Los Alamos National Laboratory researchers take on H2 truck technologySeptember 8, 2021
The lab is working as a part of a consortium aimed to develop hydrogen fuel cells for big rigs.
A team of Los Alamos National Laboratory researchers have been tasked with researching H2 truck technology to help develop fuel cells that will work well on large trucks. The goal is to come up with a viable alternative for diesel-burning engines.
Scientists agree that zero-emission transport is needed immediately to decarbonize our economy.
A Los Alamos researcher stated that the H2 truck technology they develop could revolutionize overland transport.
“Really, the time to get [hydrogen fuel] trucks out on the road is now,” said lab scientist and fuel cell program manager Rod Borup.
The project has been nicknamed “the million-mile fuel cell truck.” Their target is to come up with a technology that they would be able to market to the trucking industry within the near future.
The Los Alamos lab isn’t alone in this effort.
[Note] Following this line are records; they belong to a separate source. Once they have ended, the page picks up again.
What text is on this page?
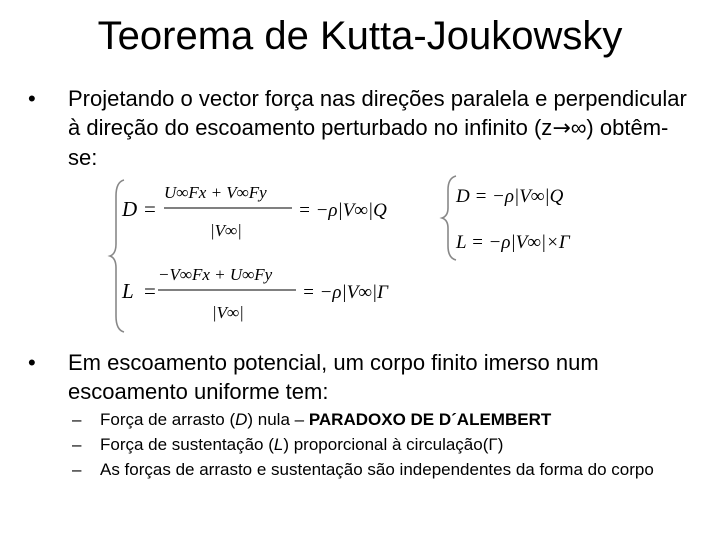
Teorema de Kutta-Joukowsky
• Projetando o vector força nas direções paralela e perpendicular à direção do escoamento perturbado no infinito (z→∞) obtêm-se:
D =
U∞Fx + V∞Fy
|V∞|
= −ρ|V∞|Q
L =
−V∞Fx + U∞Fy
|V∞|
= −ρ|V∞|Γ
D = −ρ|V∞|Q
L = −ρ|V∞|×Γ
• Em escoamento potencial, um corpo finito imerso num escoamento uniforme tem:
– Força de arrasto (D) nula – PARADOXO DE D´ALEMBERT
– Força de sustentação (L) proporcional à circulação(Γ)
– As forças de arrasto e sustentação são independentes da forma do corpo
It is working as a part of a consortium that includes a number of national laboratories as well as the US Department of Energy’s Office of Energy Efficiency and Renewable Energy branch. Furthermore, it has partnered with a number of corporations in this research, including General Motors and Ford and 3M, in addition to the University of Tennessee, Georgia Tech, and several start-ups.
H2 truck technology is viewed as a clean-energy alternative to fossil fuels for transportation on roads.
The choice to focus on hydrogen fuel aligns with both state and federal targets for slashing greenhouse gas emissions, explained Borup. Last year, the transportation sector – which includes all forms of transportation, not just trucking – burned through 44.6 billion gallons of diesel fuel, according to data from the US Energy Administration.
Earlier in 2021, President Joe Biden signed an executive order with a 2030 target for half of US vehicles on the roads to be zero emission producers. The goal of the consortium is to create H2 truck technology that will last for about 30,000 driving hours, which equates to around 1 million miles (which explains the project’s nickname), said Borup. While the lab has been working on fuel cells to some degree since the late 1970s, this new project will apply a considerably higher amount of focus and greater resources to the technology’s development.